By JIM MAURER
Marlin White and Sons, Fremont, has been awarded the contract for replacing three boilers at the Hancock County jail.
The Hancock County commissioners on Tuesday approved the company’s bid of $178,755, the lowest of four bids received. The project was estimated at $250,000, and all bids came in below the estimate.
The board’s action came after Commissioner Tim Bechtol, an architect, reviewed the bids and recommended the low bid.
The boilers are expected to be replaced next month, prior to the winter heating season. The work will be funded with borrowed money designated for jail renovations.

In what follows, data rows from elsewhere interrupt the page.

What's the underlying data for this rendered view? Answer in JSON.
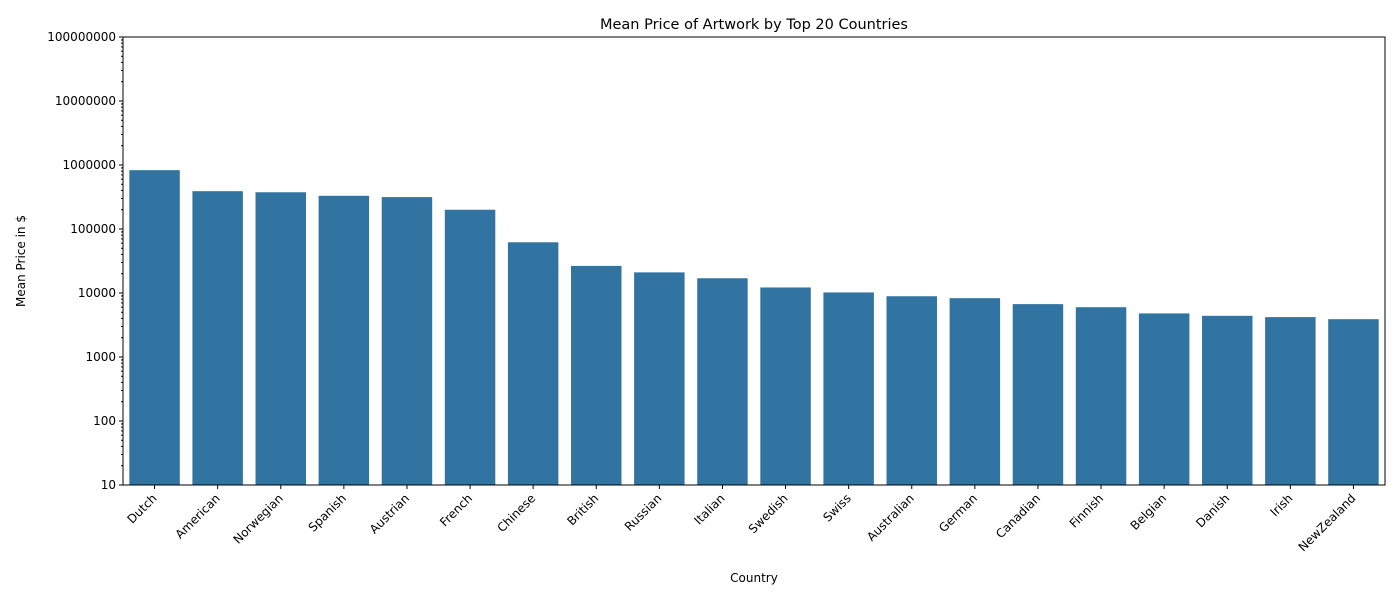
{
  "chart_data": {
    "type": "bar",
    "title": "Mean Price of Artwork by Top 20 Countries",
    "xlabel": "Country",
    "ylabel": "Mean Price in $",
    "yscale": "log",
    "ylim": [
      10,
      100000000
    ],
    "yticks": [
      "10",
      "100",
      "1000",
      "10000",
      "100000",
      "1000000",
      "10000000",
      "100000000"
    ],
    "grid": false,
    "bar_color": "#3274a1",
    "categories": [
      "Dutch",
      "American",
      "Norwegian",
      "Spanish",
      "Austrian",
      "French",
      "Chinese",
      "British",
      "Russian",
      "Italian",
      "Swedish",
      "Swiss",
      "Australian",
      "German",
      "Canadian",
      "Finnish",
      "Belgian",
      "Danish",
      "Irish",
      "NewZealand"
    ],
    "values": [
      830000,
      390000,
      375000,
      330000,
      315000,
      200000,
      62000,
      26500,
      21000,
      17000,
      12200,
      10200,
      8900,
      8300,
      6700,
      6000,
      4800,
      4400,
      4200,
      3900
    ]
  }
}
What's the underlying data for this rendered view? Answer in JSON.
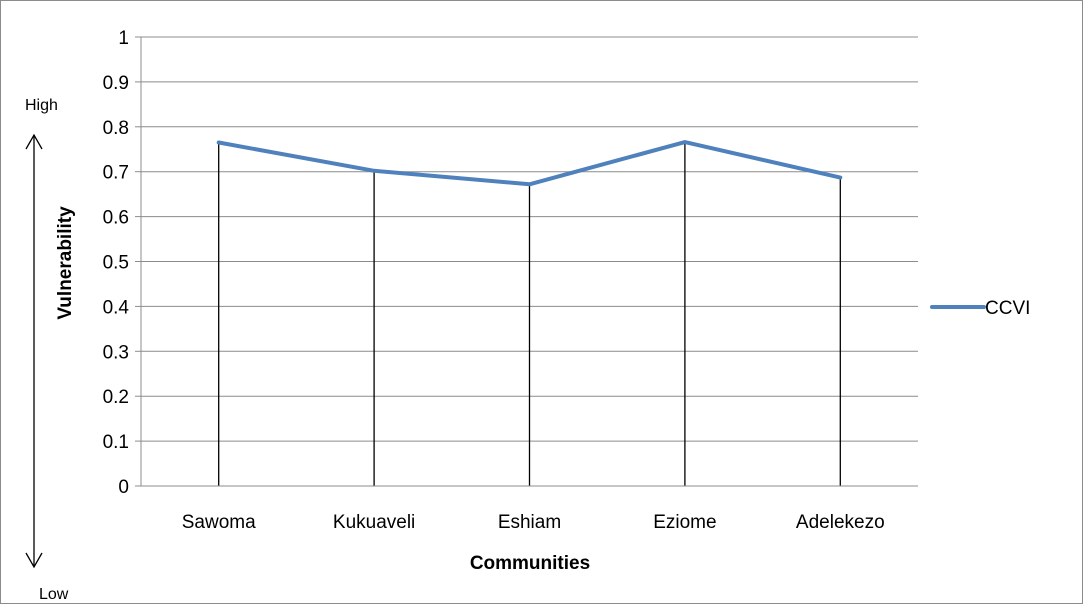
{
  "chart_data": {
    "type": "line",
    "title": "",
    "xlabel": "Communities",
    "ylabel": "Vulnerability",
    "categories": [
      "Sawoma",
      "Kukuaveli",
      "Eshiam",
      "Eziome",
      "Adelekezo"
    ],
    "series": [
      {
        "name": "CCVI",
        "values": [
          0.765,
          0.702,
          0.672,
          0.766,
          0.687
        ],
        "color": "#4f81bd"
      }
    ],
    "ylim": [
      0,
      1
    ],
    "yticks": [
      "0",
      "0.1",
      "0.2",
      "0.3",
      "0.4",
      "0.5",
      "0.6",
      "0.7",
      "0.8",
      "0.9",
      "1"
    ],
    "grid": true,
    "drop_lines": true,
    "legend": "right",
    "annotations": {
      "high": "High",
      "low": "Low"
    }
  }
}
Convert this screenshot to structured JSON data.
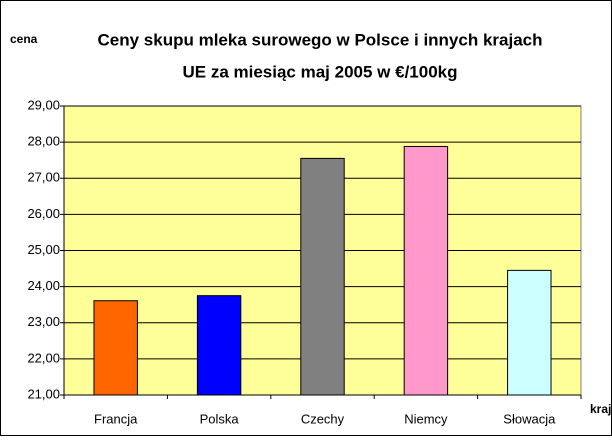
{
  "chart_data": {
    "type": "bar",
    "title": [
      "Ceny skupu mleka surowego w Polsce i innych krajach",
      "UE za miesiąc maj 2005 w €/100kg"
    ],
    "y_label": "cena",
    "x_label": "kraj",
    "categories": [
      "Francja",
      "Polska",
      "Czechy",
      "Niemcy",
      "Słowacja"
    ],
    "values": [
      23.61,
      23.75,
      27.55,
      27.88,
      24.45
    ],
    "colors": [
      "#ff6600",
      "#0000ff",
      "#808080",
      "#ff99cc",
      "#ccffff"
    ],
    "ylim": [
      21,
      29
    ],
    "yticks": [
      {
        "value": 21,
        "label": "21,00"
      },
      {
        "value": 22,
        "label": "22,00"
      },
      {
        "value": 23,
        "label": "23,00"
      },
      {
        "value": 24,
        "label": "24,00"
      },
      {
        "value": 25,
        "label": "25,00"
      },
      {
        "value": 26,
        "label": "26,00"
      },
      {
        "value": 27,
        "label": "27,00"
      },
      {
        "value": 28,
        "label": "28,00"
      },
      {
        "value": 29,
        "label": "29,00"
      }
    ],
    "grid": true,
    "plot_background": "#ffff99"
  }
}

Separately, the commissioners transferred more than $26,000 to Job and Family Services for child placement costs, to assist with foster care and adoption services.
Last month, the commissioners met with Diana Hoover, director of Job and Family Services, about a projected $500,000 agency shortfall for the remainder of the year. In response, the commissioners agreed to transfer funds monthly for the remainder of the year.
The commissioners also approved two separate resolutions for home sewage treatment system replacements at properties in Van Buren and Arlington.
Robin Kershner Excavating, McComb, was approved to complete both projects. Each qualifies for 100 percent funding through a Water Pollution Control Loan Fund grant received by the county annually since 2014.
Aleta Boecker, Hancock Regional Planning Commission grants administrator, said the county received $150,000 through the program this year and was able to repair or replace 30 sewage treatment systems.
The Van Buren project will cost $8,200, while the Arlington project will cost $8,800.
The grant provides funds of 100, 85 or 50 percent based on the household income. The property owner is responsible for paying the amount not covered by the grant.
Boecker works with Hancock Public Health to identify eligible properties and secure funds.
Separately, Constitution Day, which marks the 231st anniversary of the signing of the U.S. Constitution, will be observed Monday. A group of volunteers will have a table near Dorney Plaza on the south side of the county courthouse main entrance from 9 a.m. to 4 or 5 p.m., to provide copies of the Constitution and literature about its history.
The commissioners recommended the location to avoid interaction with jail prisoners being brought to the courthouse by sheriff’s deputies.